Escolha a interação de sua preferência e reblogue abaixo:
Héstia sentiu seu estômago embrulhar. O controle mental trazia efeitos colaterais, e como qualquer outra sensação para a Carrow fluía de forma intensificada. Isso a tornava boa com feitiços, pois quando empunhava uma varinha não havia ninguém que a fizesse fraquejar. Mas quando estava mal? Era terrível! Ela se contorceu e as mãos abraçaram a própria barriga antes de curvar-se em uma sacola conjurada. Estava sentada em um canto afastado das masmorras“Nem a pior das vomitilhas ou o porre mais fodido me causou isso” ela exclamou em um tom dramático, embora sua cara fosse péssima. “Não podiam mandar uma coruja?! Disciplinem suas mentes… não é tão fácil quando INVADEM ELA! Agora estou menos inspirada à treinar meus poderes.”

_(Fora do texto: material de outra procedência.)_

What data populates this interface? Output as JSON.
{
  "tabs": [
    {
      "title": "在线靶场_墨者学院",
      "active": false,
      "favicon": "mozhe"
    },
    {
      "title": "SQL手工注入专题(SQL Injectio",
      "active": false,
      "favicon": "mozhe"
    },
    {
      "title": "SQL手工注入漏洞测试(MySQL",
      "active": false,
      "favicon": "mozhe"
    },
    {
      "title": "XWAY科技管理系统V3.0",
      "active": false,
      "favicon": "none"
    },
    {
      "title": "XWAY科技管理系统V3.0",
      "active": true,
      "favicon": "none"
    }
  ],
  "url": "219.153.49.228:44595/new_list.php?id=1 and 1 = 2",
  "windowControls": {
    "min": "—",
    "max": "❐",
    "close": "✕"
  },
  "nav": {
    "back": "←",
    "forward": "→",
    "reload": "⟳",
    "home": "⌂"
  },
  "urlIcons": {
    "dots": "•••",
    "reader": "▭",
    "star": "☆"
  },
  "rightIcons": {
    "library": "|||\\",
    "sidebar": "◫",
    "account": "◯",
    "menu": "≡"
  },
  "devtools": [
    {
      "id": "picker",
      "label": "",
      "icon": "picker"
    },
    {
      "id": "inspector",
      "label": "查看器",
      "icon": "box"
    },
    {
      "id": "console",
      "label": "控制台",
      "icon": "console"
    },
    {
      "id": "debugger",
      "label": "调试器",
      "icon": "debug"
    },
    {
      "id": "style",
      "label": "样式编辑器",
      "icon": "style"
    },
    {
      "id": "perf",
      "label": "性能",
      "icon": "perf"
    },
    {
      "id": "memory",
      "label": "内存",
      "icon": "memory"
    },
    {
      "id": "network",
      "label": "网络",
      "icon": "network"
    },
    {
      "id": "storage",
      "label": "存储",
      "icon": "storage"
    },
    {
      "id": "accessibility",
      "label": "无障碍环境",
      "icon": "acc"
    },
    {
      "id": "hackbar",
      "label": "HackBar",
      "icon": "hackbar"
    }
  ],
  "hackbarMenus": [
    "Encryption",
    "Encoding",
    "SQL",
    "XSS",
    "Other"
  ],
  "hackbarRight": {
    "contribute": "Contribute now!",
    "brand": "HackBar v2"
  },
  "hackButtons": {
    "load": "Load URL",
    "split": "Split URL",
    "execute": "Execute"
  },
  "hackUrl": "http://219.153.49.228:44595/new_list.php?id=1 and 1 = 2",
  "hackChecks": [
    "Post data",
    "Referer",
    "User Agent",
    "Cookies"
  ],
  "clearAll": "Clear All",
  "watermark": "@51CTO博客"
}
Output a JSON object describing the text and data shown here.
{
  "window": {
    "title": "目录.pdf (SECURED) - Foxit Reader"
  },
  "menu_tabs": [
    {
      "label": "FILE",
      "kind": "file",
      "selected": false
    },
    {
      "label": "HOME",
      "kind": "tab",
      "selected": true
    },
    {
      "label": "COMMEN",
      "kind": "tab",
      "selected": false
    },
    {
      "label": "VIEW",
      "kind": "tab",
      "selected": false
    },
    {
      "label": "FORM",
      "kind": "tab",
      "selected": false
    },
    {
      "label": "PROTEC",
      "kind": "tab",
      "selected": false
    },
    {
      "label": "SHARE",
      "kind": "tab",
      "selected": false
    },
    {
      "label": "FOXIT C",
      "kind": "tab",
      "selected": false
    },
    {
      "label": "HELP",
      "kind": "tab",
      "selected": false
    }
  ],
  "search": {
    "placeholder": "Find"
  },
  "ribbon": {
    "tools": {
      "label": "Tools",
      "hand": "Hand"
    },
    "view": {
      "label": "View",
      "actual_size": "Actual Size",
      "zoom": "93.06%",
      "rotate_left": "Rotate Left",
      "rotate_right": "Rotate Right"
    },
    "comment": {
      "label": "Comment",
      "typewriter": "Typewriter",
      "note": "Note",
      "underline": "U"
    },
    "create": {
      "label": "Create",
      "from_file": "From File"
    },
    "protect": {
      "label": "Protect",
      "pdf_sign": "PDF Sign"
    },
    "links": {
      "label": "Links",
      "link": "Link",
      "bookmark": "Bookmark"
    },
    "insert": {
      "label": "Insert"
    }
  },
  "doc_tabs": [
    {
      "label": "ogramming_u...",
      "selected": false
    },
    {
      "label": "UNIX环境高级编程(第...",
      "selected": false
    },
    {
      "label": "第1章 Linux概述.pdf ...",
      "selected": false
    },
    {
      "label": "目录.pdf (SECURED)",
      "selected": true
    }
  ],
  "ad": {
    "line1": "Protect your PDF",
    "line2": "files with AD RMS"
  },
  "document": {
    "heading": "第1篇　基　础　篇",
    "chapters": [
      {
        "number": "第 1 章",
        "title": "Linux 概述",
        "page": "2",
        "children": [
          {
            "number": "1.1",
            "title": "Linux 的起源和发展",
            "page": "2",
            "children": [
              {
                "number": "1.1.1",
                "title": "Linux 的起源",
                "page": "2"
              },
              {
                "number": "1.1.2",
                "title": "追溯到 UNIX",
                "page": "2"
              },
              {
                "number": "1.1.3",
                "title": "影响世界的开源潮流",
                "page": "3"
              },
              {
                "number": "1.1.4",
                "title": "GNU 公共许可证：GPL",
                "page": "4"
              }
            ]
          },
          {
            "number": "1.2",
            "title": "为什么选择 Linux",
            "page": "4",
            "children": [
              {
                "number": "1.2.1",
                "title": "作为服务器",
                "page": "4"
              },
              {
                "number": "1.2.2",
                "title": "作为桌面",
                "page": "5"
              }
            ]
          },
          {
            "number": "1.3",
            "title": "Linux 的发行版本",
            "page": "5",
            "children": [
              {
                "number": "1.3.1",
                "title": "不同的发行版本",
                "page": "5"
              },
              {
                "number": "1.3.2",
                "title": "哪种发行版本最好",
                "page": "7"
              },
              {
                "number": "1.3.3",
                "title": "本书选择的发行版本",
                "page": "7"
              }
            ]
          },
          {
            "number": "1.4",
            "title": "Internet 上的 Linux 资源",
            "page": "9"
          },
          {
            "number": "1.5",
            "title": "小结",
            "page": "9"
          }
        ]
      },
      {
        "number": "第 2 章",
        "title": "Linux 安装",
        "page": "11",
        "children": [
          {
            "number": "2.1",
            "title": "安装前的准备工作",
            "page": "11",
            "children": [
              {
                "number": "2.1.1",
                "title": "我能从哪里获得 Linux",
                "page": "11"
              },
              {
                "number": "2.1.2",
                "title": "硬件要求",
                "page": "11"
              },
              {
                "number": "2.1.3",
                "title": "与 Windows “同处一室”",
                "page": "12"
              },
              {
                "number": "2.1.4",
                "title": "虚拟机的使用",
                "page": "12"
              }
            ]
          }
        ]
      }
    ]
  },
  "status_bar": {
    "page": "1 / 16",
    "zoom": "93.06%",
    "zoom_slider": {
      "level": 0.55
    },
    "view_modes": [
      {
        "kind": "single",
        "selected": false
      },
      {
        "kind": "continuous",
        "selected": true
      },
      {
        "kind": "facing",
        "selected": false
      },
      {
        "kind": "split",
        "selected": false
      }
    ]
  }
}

[TW: menção à azarações/maldições] {plot: aventura}
Héstia se esgueirou atrás da coluna. O terceiro andar era proibido para todos que não quisessem uma morte lenta e dolorosa, mas para a Carrow era o local propício para atrair uma possível vítima. Precisava atestar suas habilidades para o tal pergaminho enfeitiçado, o problema? Não era tão boa com palavras e por isso precisava de uma memória atual para depositar na folha enfeitiçada. “Pela minha idade já perdi o rastreador, mas a maldição ainda fica na varinha. Por isso só precisamos que ninguém veja” exclamou para a pessoa atrás de si. Era perigoso fazer isso no castelo fora de uma aula orquestrada pelos pais, mas ela queria fazer com suas mãos. “Mas se estiver com medo do risco vamos pensar em como sair daqui. Hogwarts é muito limitada para nossos treinos.”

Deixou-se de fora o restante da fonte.